Briefly reviewing the Munich speech’s postulates, we can now state 10 years later:
Yes, the unipolar world was not realized. The country which believed itself to be the overlord and master was also one of the first to feel that all of this was destroying it from within, and this country has now announced its intention to reset the balance by man-handling the partners already glued to it. And now it is building a wall on its southern border, imposing protectionist tariffs on imports, and changing immigration policy from “open doors for all” to “open doors for persecuted Christians.”

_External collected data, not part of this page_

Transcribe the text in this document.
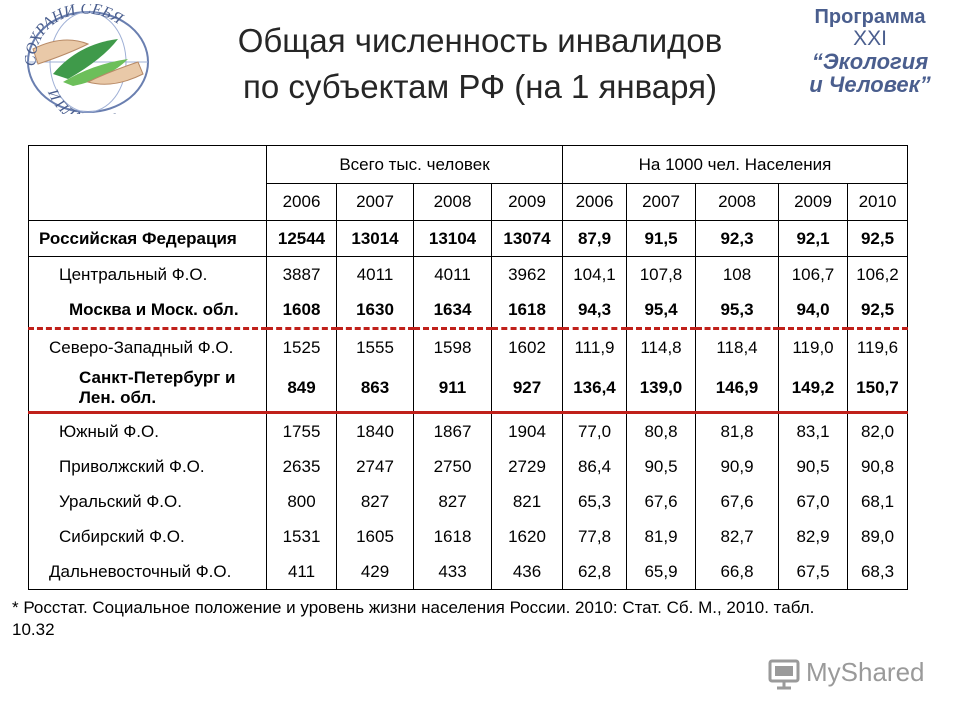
СОХРАНИ СЕБЯ
И ПЛ
Программа
XXI
“Экология
и Человек”
Общая численность инвалидов
по субъектам РФ (на 1 января)
	Всего тыс. человек				На 1000 чел. Населения				
	2006	2007	2008	2009	2006	2007	2008	2009	2010
Российская Федерация	12544	13014	13104	13074	87,9	91,5	92,3	92,1	92,5
Центральный Ф.О.	3887	4011	4011	3962	104,1	107,8	108	106,7	106,2
Москва и Моск. обл.	1608	1630	1634	1618	94,3	95,4	95,3	94,0	92,5
Северо-Западный Ф.О.	1525	1555	1598	1602	111,9	114,8	118,4	119,0	119,6

Санкт-Петербург и
Лен. обл.	849	863	911	927	136,4	139,0	146,9	149,2	150,7
Южный Ф.О.	1755	1840	1867	1904	77,0	80,8	81,8	83,1	82,0
Приволжский Ф.О.	2635	2747	2750	2729	86,4	90,5	90,9	90,5	90,8
Уральский Ф.О.	800	827	827	821	65,3	67,6	67,6	67,0	68,1
Сибирский Ф.О.	1531	1605	1618	1620	77,8	81,9	82,7	82,9	89,0
Дальневосточный Ф.О.	411	429	433	436	62,8	65,9	66,8	67,5	68,3
* Росстат. Социальное положение и уровень жизни населения России. 2010: Стат. Сб. М., 2010. табл.
10.32
MyShared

Yes, none of these hotbeds of tension have been eliminated. Moreover, new ones have emerged. Several other countries have been ruined and semi-destroyed.
Yes, terrorism has transformed into a global force and created its own global quasi-state ruling territories on two continents. Its emissaries shoot, blow up, and run over with trucks once carefree Europeans in their own coastal cities and Christmas markets.
Yes, the GDP of the BRICS countries, despite the crisis in Russia, Brazil, and the “Chinese slowdown,” is almost on par with the GDP of the Big 7. Given the differences in growth rates, it will surely pass such.
The gap between poor and rich countries has widened just as the gap between rich and poor people has increased.
In the end, the world is stuck at the same dead end that the Russian president warned about – because the Munich speech was, frankly speaking, not listened to by those to whom it was addressed.
Or, rather, they heard it, but only through the filter of the unipolar ideology against whose devastating effects Putin warned. The only thing that the rulers of the only pole cared to understand was that one of the countries subject to liberal democratization was breaking away and declaring some kind of independent policy. They reacted accordingly: instructors and arms flowed into Georgia, and the flow of “cookies” to Ukraine was intensified. This led to well-known results.
Next came the Arab and other “springs” in Libya, Yemen, and Syria. Then came the great refugee invasion of Europe. Then came Paris, Brussels, Nice, Berlin, Orlando, and San Bernardino. Then came the collapse of Ukraine and Brexit. Now we have the “strange presidency” of the current American leader who for already a month has torpedoed the American elite itself on all fronts.
In other words, precisely what the Russian leader warned about has come true. Unfortunately, precisely what he warned to not allow, has happened.
The most enlightening (and sad) part is that back then, 10 years ago, Putin offered a prescription for all of this. He proposed abandoning the unipolar ideology in favor of “searching for a reasonable balance between the interests of all subjects of international relations.”
And only now, with wild screeching, the relapse of “liberal messianism,” and difficulty in finding words and expressions, are Western leaders beginning to realize the inevitability of multipolarity.
It cannot be said that they are happy, since the independence that their Russian counterpart called for ten years ago is a heavy burden for most of them. Despite a whole quarter century of the “end of history and global Fukuyama,” the majority of leaders of the free world are simply unaccustomed to freedom and the responsibility inevitably accompanying it.
And yet they are so reluctant to recognize the reality of the Russian president’s predictions because this awareness would lead to another recognition, namely, that the problems tied to the dismantling of the unfinished “global empire” are just beginning.
The majority of these problems still lie ahead.